For the minor allele frequency (MAF), our results indicated that PCA-based GWAS has significant advantages in pleiotropic QTNs detection when the MAF of QTN is greater than 0.2, while the power improvement gradually reduced when the MAF was less than 0.2. Specifically, for uncommon and rare alleles, the PCA-based strategy had little advantage over the single-trait strategy. In the colocalizing effect model, the estimated effect of a pseudo trait is proportional to the level of linkage disequilibrium (LD) (Equation (21)), and the simulation data supported this view (Figure 4). Under the condition that two traits shared pleiotropic QTNs with r > 0.7, PCA-based multiple-trait GWAS was more powerful than single-trait GWAS in detecting QTL regions (Figure 4). Assuming that trait 1 had pleiotropic QTNs with trait 2, it was hard to map to this region using single-trait GWAS because of the low LD between the causal variants and genotyped SNP in the beadchip array. However, when there was a high LD between trait 2’s causal variant and the nearby SNP genotyped, this region could potentially be detected in the PCA-based multiple-trait GWAS method after the addition of trait 2.

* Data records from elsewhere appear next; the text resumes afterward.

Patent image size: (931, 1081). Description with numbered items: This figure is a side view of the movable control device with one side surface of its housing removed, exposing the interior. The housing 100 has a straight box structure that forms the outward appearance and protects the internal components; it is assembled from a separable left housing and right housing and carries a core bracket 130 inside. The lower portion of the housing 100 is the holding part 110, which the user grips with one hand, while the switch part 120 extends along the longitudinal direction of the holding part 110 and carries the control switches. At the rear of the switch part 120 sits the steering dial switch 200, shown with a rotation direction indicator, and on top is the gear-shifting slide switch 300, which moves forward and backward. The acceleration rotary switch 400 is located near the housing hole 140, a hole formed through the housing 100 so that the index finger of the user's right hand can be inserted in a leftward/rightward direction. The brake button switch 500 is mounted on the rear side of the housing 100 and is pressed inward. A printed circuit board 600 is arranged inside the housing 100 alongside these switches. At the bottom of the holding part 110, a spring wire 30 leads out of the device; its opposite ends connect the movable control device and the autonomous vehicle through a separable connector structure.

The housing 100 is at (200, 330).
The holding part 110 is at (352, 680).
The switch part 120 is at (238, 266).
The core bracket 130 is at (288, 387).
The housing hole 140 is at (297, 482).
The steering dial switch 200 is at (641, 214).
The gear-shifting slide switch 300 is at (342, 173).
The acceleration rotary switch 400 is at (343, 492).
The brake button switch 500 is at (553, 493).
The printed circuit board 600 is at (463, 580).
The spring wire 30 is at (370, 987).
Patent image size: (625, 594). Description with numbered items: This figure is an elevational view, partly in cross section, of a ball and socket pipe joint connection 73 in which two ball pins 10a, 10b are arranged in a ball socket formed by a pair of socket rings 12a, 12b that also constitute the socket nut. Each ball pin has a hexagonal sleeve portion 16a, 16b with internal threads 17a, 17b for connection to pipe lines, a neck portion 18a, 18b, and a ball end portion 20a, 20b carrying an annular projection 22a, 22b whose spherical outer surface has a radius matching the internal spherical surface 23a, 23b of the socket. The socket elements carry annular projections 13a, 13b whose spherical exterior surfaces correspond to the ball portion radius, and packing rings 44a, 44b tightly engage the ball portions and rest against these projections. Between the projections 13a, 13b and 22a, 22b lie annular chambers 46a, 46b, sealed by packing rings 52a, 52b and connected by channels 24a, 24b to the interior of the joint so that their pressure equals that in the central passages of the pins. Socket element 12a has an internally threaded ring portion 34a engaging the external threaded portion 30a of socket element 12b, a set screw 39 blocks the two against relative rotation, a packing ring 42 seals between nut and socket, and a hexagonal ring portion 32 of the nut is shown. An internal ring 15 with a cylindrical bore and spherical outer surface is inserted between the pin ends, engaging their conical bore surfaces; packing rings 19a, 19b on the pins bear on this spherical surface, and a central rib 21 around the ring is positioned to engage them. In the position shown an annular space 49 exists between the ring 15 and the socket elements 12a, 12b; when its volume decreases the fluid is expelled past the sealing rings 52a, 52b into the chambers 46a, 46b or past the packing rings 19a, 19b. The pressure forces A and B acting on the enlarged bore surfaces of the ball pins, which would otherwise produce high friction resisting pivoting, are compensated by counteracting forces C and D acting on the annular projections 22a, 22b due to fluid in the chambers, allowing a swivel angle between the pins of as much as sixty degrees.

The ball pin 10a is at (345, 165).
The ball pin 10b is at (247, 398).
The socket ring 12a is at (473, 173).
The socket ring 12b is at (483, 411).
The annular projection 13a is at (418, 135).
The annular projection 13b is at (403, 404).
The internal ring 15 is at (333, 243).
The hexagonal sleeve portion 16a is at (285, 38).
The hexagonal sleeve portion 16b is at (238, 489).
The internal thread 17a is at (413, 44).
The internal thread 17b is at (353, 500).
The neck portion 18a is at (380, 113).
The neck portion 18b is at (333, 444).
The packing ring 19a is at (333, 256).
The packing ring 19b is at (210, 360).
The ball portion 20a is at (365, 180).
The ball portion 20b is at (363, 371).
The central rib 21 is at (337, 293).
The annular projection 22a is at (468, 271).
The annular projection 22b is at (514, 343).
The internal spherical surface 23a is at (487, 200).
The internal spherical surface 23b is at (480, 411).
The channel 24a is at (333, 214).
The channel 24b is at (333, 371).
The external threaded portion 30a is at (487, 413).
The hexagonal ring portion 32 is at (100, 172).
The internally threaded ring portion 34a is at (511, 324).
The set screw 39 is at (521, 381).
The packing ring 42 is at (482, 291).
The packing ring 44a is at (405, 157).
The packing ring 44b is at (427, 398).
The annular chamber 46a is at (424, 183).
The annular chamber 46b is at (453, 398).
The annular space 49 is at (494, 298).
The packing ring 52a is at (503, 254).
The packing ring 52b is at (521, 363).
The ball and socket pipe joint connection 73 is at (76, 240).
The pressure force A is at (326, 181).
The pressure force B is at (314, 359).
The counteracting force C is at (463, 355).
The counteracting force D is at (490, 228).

On the real data, we detected 46 SNPs that were significantly associated with the three traits (Tables S2 and S3). A total of 15 significant SNPs was identified both in single-trait GWAS and multiple-trait GWAS. There were 22 SNPs found only in multiple-trait GWAS, and 9 SNPs found only in single-trait GWAS. Among them, 12 and 18 genes were annotated in multiple-trait GWAS and single-trait GWAS, respectively, which are growth-related genes or muscle development-related genes, such as NCAPG [19,26], LAP3 [27,28], KCNIP4 [29], and LCORL [26,30]. In contrast, six additional genes were found in single-trait GWAS, including FBXO45, SLIT2, SMCO1, TCTEX1D2, UBXN7, and WDR53, which had not been previously reported in growth-associated studies. Only one additional gene, MCHR2, was identified in multiple-trait GWAS. Although single-trait GWAS has annotated more genes, it’s result may not be reliable. For example, rs134385681 is a prominent SNP found only in FSW-GWAS which is located in a gene-enriched region, so is likely to be a false positive based on gene annotation. However, MCHR2 has been reported to be associated with human obesity [31] and a cattle growth trait [32], making it a plausible candidate pleiotropic gene that controls presoma traits.

5. Conclusions

In this study, a PCA-based multiple-trait GWAS model proved to be effective in exploring pleiotropic QTNs in theory and practice. Using this method, we found a plausible candidate gene, MCHR2, which is associated with presoma muscle development in cattle.